The 2009 Old Globe Shakespeare Festival opens with Cyrano de Bergerac by Edmond Rostand. Rostand, a French dramatist, wrote this masterpiece in 1897. This is the first time in six years that the theatre has scheduled a non-Shakespeare play for its summer program. Needless to say that the stakes are high when selecting a work that could compare to those of the celebrated English poet, but resident Artistic Director Darko Tresnjak succeeded in hand picking Anthony Burgess’ translation of Cyrano. It is magnificent, preserving the dramatic integrity and poetic genius of the original French version. Cyrano de Bergerac, like many of Shakespeare’s plays, tells a story of mistaken identity, where a talented poet, swordsman, and Cadet in the French army, Cyrano, falls in love with the beautiful Roxane, but lacks the confidence to reveal his true feelings due to his abnormally large nose. Resigned to his loss, he offers to help his inarticulate, yet handsome fellow soldier Christian win her affections by writing love letters on his behalf. Roxane soon falls in love with the author of the letters not realizing it is Cyrano.
Acclaimed Broadway veteran Patrick Page (A Man for All Season, The Lion King) stars in the title role. Cyrano’s masterful eloquence is served remarkably well by Page’s powerful voice, so much so that the audience quickly forgets the protuberance at the center of his face only to be conquered by Rostand’s words. Page’s performance is outstanding. He is in good company with the beautiful Dana Green as Roxane and Brendan Griffin as Christian. The rest of the talented cast consists of 19 actors in residence at the Old Globe who, as part of the summer company, will perform in repertory in this production as well as in Shakespeare’s Twelfth Night and Coriolanus. It includes, but is not limited to, Celeste Ciulla as Roxane’s fun chaperon, Grant Goodman as Cyrano’s faithful friend Le Bret, Eric Hoffmann as poetic cook Ragueneau and Bruce Turk as the Comte de Guiche.
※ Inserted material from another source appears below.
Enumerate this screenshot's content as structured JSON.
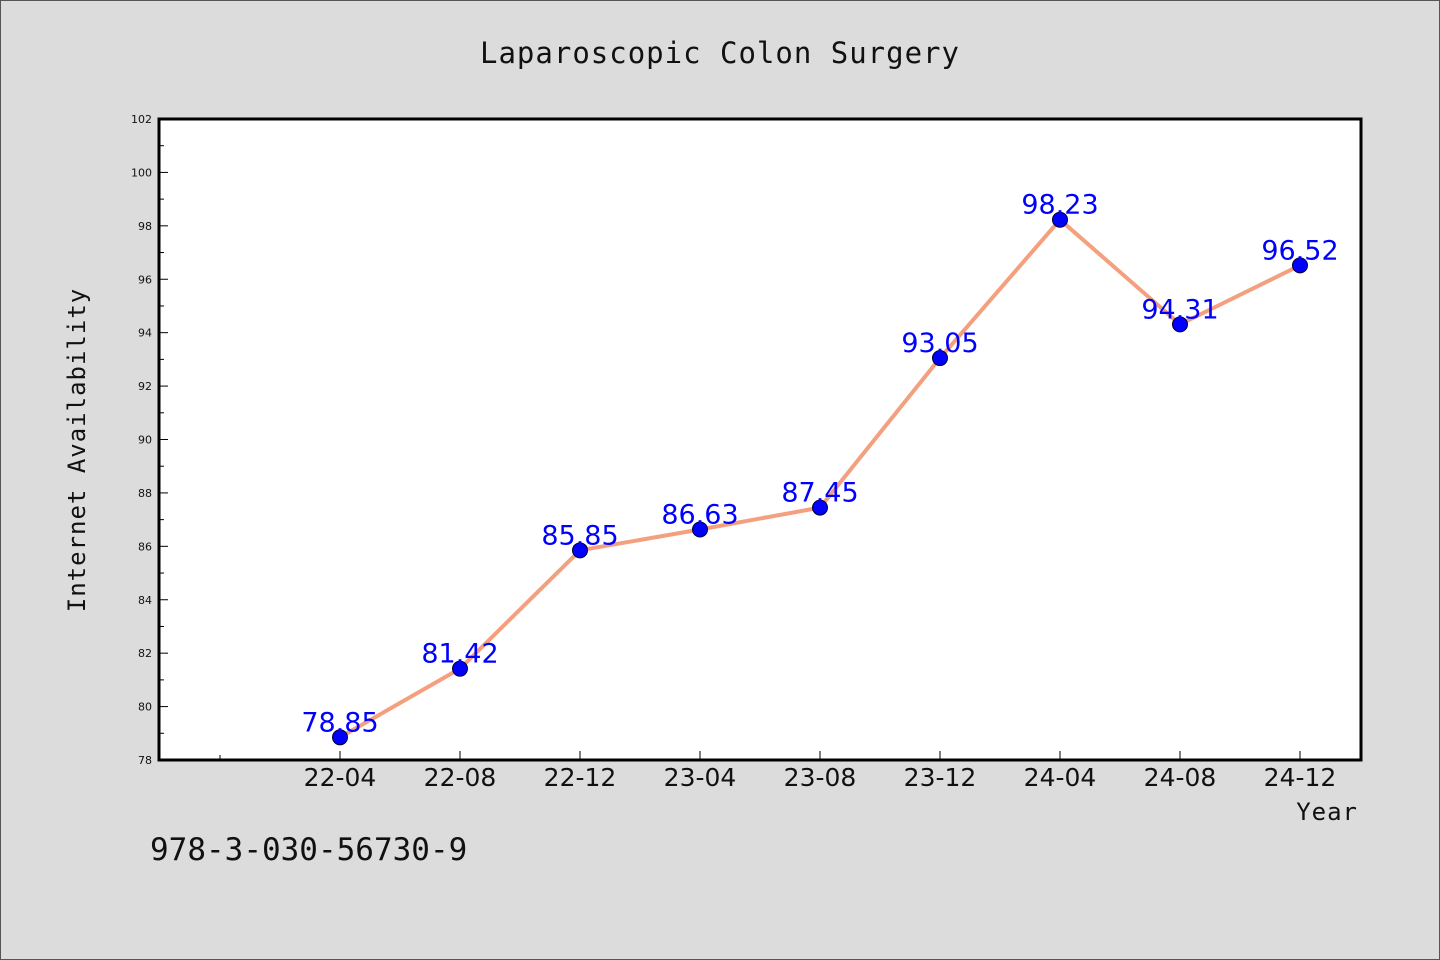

The play is skillfully directed by Darko Tresnjak and the beautiful outdoor Lowell Davies Festival Theatre is the perfect intimate venue to witness the seduction, romance and passion unfold. It is hard to imagine that Rostand meant this drama to be performed anywhere else than under the stars. Tasteful scenic design is by Ralph Funicello, costumes by Anna R. Oliver, lights by York Kennedy and sounds and music by Christopher R. Walker. With all these elements combined, this production of Cyrano de Bergerac offers its audience a first class theatrical experience.